Por que é importante contar histórias na cidade?

 

Em meio a uma cidade movimentada e barulhenta, uma placa pendurada numa das artistas indicava: “Área de sonhar acordado”. Com o objetivo de traçar uma cartografia sensível no espaço urbano, elas estavam pelas ruas a perguntar aos transeuntes onde era o melhor lugar para se sonhar acordado naquela urbe. A ação performática foi reunindo um grupo de pessoas, que acabaram rumando para a praia, onde sentaram todos juntos à beira-mar, sonhando de olhos abertos.

Essa é uma das experiências do coletivo As Rutes, criado por Cristiana Ceschi e Beatriz Carvalho, que contam histórias pela cidade a partir da desfuncionalização de elementos bem comuns a quem habita o espaço urbano. Fazem convites para transeuntes perceberem que são também organismos vivos do lugar. Dizem que dessa forma é possível penetrar o campo imaginário da urbanidade.

“A cultura da infância permeia toda a nossa pesquisa e toda a intenção do trabalho, pois, inspiradas no mundo simbólico, na fantasia, na brincadeira da criança que fomos um dia e daquelas com as quais convivemos, conseguimos elaborar ações bem simples, afetuosas e com muito senso de humor”, conta Cristiana, atriz, cientista social e mestre em ensino e aprendizagem da arte pela ECA – USP com a dissertação A menina, o cavalo e a chuva – A arte de contar histórias e a cibercultura, sob orientação de Regina Machado.

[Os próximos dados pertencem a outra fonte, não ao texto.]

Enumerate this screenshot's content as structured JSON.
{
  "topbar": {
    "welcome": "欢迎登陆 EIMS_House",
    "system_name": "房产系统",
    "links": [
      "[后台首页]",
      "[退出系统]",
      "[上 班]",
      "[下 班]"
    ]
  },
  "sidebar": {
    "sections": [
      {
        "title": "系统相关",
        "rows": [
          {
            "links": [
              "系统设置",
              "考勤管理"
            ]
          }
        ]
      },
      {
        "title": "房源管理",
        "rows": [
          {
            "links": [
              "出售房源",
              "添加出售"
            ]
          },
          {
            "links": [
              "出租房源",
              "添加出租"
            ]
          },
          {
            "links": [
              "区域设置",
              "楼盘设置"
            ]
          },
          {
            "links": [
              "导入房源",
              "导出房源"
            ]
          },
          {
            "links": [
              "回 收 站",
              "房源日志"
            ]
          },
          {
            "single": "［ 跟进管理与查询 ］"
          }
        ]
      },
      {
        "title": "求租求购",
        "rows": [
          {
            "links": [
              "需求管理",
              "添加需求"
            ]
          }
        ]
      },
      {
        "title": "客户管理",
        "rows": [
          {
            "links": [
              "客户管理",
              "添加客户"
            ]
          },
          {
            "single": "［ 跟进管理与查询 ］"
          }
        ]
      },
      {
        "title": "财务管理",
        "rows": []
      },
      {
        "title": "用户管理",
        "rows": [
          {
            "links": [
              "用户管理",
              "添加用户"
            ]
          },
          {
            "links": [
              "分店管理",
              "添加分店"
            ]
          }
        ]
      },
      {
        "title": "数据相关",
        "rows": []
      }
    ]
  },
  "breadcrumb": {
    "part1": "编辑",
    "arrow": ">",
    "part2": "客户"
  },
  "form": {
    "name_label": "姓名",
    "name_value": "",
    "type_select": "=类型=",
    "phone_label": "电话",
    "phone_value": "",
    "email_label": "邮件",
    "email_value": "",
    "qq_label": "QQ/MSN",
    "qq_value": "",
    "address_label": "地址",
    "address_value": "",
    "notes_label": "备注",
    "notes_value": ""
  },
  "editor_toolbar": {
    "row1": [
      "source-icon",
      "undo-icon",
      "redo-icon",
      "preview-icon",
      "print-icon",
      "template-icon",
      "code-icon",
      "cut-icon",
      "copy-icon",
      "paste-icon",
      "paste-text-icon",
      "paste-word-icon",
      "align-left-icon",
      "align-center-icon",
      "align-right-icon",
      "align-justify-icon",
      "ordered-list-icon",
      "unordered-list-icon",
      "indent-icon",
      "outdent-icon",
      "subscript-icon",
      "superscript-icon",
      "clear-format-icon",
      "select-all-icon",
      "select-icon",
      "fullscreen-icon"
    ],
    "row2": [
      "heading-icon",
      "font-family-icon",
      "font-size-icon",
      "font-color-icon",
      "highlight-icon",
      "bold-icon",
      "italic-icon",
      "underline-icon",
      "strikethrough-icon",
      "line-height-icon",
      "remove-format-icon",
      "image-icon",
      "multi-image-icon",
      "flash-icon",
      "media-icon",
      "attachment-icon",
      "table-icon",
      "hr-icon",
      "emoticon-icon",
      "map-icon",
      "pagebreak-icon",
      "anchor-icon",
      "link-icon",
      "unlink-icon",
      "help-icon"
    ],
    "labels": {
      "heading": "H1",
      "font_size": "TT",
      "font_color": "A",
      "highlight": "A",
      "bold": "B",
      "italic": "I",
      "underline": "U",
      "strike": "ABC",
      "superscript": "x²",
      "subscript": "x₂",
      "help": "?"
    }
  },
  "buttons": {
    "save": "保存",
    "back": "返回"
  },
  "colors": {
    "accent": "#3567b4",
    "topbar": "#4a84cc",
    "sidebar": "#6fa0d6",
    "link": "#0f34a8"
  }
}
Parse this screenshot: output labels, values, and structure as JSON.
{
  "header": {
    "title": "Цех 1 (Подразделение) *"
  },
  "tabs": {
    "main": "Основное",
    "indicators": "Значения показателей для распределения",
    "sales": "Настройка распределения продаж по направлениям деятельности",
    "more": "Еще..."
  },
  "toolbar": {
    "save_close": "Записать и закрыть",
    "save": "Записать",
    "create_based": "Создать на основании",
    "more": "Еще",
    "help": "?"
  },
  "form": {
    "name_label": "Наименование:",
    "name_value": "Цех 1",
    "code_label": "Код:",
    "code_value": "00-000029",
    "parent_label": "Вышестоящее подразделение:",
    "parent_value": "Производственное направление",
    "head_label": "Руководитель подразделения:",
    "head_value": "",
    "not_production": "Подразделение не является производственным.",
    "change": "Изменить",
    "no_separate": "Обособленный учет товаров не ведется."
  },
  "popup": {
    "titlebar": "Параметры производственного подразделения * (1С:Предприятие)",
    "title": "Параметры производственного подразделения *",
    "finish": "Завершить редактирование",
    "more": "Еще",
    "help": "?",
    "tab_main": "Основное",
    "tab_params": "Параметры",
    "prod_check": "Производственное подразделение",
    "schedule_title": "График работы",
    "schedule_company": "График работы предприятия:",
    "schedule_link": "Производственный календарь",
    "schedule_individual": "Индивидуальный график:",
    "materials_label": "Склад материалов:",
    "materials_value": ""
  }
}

Fundou o coletivo As Rutes em 2007, em parceria com Beatriz, artista visual, animadora e arquiteta, num trabalho que começa com a criação de dispositivos diversos de escuta no espaço público para coletar histórias de vida, histórias do “homem comum”, tendo como objetivo integrar as diversas possibilidades narrativas que possam unir artisticamente as histórias da literatura e/ou tradição oral e as histórias do tempo presente, cotidianas.

 

 

“Entrar em contato com nosso mundo interior, com os símbolos nele contidos, vivos e em diálogo com o mundo em que estamos imersos é o nosso grande desafio.” Outro exemplo desse modelo de intervenção artística é a itinerante Botica de Histórias. Nela, as integrantes do grupo andam pelos espaços munidos de “instrumentos de avaliação poética” e um tabuleiro pendurado no pescoço cheio de frascos de várias cores e tamanhos que guardam histórias e poemas (re)mediadoras de todos os males. Ao encontrar potenciais participantes, depois de uma conversa bem humorada, as artistas fazem a pergunta: “Onde dói?”. E assim escolhem um frasco e entregam a melhor história/poesia para cada resposta.

 

 

Já num formato mais tradicional de narração de histórias, o foco é em temas que sejam importantes no tempo presente. Alguns exemplos são as sessões de contos O jogo de você: contos ancestrais sobre a fantasia de ser o que se é, que visa desconstruir estereótipos de gênero com histórias de donzelas guerreiras e príncipes amorosos, e Histórias de viajantes bem-vindos, sobre aqueles que fogem de seu lugar de origem em busca de uma vida próspera e de pertencimento. “Apresentamos caminhos de transformação em que o encontro com o "diferente" enriquece e enaltece a existência humana”, completa a narradora.

A inspiração da narração de histórias vem dos tempos de menina. Filha de livreiros, Cristiana teve uma infância cercada de livros. Vivia brincando sozinha, inventando histórias e imaginando mundos secretos. Hoje, artista da palavra, trabalha cada vez menos no palco e mais nos lugares onde as artes podem aparecer de maneira inesperada. Na cidade, por exemplo, “onde interferimos mais diretamente nas relações sociais, no espaço público, nas dinâmicas existenciais de quem está ali inesperadamente envolvido, não mais segmentando a vida”.

Desde 2002, quando começou a contar histórias, defende a constante reinvenção dos contadores de histórias atuais. “Hoje a indústria do entretenimento comanda o mundo barulhento da quantidade de informações e estímulos sensoriais, que tende a dificultar o encontro, a comunicação e a qualidade de desafios perceptivos que as histórias oferecem às pessoas no silêncio de sua escuta.”

Cristiana também sugere espaços de formação em literatura, oralidade e escrita, sendo alguns importantes para seu próprio repertório sediados em São Paulo, como o encontro internacional de contadores de histórias Boca do Céu e os cursos livres e programas de pós-graduação d’A Casa Tombada. Mas não ignora o conhecimento além do padrão formal: “De tudo que uma história faz por nós e em nós, o que especialmente me encanta é o quão nutritiva ela é para a nossa imaginação. Quando ouvimos uma boa história, ficamos livres para ir além dos limites impostos pelo o que vemos, ouvimos ou sentimos, transpomos as barreiras do real experimentando maneiras distintas de existir”.